In a letter sent Tuesday to FCC chairman Kevin Martin and the agency’s four commissioners, Jackson took issue with two of Martin’s pet policies, a la carte cable subscriptions — which Jackson called “an obsession” — and leasing of digital broadcast channels to minorities.
Martin has long pressed the cable TV industry for a la carte subs, arguing that consumers should be able to order — and pay for — only the channels they want. He has also pushed cablers on multicast must-carry, which would force cablers to carry as many as six digital channels that a broadcaster could transmit, taking up valuable channel space for cable ops. Martin has also pushed for multicast, saying that some of the extra digital channels would be made available on a leased basis for “qualified entities,” which would include minority interests.
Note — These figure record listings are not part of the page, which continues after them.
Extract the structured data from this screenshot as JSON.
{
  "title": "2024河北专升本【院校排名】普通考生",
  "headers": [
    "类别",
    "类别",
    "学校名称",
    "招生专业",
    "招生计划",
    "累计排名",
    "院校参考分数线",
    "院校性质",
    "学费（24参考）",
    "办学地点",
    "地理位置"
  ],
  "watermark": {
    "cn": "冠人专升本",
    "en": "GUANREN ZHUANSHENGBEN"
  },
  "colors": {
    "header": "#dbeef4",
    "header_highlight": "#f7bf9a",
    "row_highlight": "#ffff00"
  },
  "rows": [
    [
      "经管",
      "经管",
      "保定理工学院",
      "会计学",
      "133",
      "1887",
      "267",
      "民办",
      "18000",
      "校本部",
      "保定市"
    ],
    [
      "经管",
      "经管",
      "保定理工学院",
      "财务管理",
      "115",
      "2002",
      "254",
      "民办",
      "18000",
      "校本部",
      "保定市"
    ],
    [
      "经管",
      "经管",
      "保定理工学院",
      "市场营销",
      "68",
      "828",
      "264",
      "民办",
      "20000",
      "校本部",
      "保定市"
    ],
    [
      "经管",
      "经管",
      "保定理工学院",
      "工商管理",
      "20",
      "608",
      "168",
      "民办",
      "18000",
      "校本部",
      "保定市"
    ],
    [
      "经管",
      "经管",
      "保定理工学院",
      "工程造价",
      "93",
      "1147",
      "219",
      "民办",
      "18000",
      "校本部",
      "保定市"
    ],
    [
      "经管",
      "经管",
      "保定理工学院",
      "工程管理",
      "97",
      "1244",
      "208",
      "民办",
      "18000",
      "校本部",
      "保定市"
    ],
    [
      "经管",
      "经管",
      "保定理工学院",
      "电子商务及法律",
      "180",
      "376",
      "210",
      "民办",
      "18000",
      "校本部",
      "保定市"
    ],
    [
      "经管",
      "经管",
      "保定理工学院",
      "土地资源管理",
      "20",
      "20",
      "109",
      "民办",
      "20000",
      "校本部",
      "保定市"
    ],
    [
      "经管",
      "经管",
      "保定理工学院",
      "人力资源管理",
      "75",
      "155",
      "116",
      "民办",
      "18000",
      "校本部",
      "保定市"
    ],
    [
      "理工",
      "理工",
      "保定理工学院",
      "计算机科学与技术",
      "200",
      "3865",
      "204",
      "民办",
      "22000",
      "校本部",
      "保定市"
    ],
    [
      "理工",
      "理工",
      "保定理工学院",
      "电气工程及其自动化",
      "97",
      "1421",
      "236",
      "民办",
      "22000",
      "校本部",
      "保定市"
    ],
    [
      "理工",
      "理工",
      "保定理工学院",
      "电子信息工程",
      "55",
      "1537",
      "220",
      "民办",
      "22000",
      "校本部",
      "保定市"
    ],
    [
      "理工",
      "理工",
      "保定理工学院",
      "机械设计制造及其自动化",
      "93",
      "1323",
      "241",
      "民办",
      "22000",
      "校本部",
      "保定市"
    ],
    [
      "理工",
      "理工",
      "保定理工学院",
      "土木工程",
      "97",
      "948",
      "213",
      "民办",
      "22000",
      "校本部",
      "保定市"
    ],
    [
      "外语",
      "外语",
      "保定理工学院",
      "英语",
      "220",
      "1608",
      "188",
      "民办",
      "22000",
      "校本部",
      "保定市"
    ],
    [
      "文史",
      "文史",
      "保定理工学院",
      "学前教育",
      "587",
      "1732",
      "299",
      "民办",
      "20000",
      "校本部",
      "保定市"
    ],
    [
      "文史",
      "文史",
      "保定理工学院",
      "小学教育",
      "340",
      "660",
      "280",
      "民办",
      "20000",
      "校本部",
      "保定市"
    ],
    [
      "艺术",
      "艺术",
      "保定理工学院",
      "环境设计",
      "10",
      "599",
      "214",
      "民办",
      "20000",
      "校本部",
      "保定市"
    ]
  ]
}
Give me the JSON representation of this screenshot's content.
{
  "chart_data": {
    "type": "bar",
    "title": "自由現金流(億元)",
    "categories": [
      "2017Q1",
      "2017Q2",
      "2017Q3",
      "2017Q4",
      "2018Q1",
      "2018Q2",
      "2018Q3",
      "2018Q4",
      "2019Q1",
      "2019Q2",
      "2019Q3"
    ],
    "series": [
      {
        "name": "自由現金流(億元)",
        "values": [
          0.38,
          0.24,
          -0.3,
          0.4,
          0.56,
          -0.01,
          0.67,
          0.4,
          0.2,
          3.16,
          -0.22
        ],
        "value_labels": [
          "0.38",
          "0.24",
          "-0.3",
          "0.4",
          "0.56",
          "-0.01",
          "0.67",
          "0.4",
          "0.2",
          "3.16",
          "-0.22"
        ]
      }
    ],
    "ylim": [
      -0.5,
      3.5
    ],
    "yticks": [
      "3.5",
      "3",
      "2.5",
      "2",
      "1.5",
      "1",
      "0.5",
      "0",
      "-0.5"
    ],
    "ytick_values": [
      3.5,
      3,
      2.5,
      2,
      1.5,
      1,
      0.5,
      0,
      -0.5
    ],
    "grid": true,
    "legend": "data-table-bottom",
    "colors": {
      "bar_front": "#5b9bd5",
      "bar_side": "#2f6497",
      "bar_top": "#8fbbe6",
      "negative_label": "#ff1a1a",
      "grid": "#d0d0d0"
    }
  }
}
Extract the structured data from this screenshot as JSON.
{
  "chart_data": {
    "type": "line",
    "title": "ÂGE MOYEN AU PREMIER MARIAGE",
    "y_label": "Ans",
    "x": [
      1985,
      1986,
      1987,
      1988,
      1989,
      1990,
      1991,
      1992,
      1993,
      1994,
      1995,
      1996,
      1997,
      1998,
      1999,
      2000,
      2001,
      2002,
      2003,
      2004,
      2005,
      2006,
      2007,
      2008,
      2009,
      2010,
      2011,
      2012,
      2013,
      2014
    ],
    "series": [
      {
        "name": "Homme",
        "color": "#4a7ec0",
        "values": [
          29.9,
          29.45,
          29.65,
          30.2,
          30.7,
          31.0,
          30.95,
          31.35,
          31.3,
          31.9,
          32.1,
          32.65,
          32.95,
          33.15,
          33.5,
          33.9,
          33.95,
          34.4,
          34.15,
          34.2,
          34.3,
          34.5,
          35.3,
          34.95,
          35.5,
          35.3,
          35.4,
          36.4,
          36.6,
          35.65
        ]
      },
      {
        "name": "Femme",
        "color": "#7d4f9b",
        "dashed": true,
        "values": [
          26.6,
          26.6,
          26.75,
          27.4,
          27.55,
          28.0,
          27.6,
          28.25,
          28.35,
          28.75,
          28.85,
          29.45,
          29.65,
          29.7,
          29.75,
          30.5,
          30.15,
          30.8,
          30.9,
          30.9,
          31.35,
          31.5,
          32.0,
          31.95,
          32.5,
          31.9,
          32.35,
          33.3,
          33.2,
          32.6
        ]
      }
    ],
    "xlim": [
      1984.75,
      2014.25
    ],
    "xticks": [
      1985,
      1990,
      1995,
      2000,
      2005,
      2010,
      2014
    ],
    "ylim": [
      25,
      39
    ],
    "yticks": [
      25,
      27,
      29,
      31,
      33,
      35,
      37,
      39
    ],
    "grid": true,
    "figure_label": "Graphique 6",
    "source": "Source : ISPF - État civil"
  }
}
Starting with digital leasing, Jackson wrote, “This proposal is regarded by many as a consolation prize for what is widely considered to be an anti-diversity agenda emanating from the FCC. In particular, there is growing concern about what many regard as an obsession — there can be no other word for it — with pushing a la carte regulations, despite the fact that nearly every minority program network and civil rights organization, supported by nearly every public and private study, has said that such a policy would hinder emerging minority programmers from achieving the scale and household reach necessary for financial viability.”
Jackson said that minority broadcasters want to own channels or networks — not lease them from another, established broadcaster. He argued that Martin’s policies, if enacted, would benefit existing, big media, and create more broad-based programming such as informercials.
Minority leaders and some studies have claimed that minority-focused programming depends on being bundled into large channel packages, in which viewers often discover niche programs by channel surfing.
“It is in this context that I find the proposal to allow some minority broadcasters to lease time on the multicast must-carry channels so objectionable and so irrelevant to the aspirations of our communities,” Jackson wrote.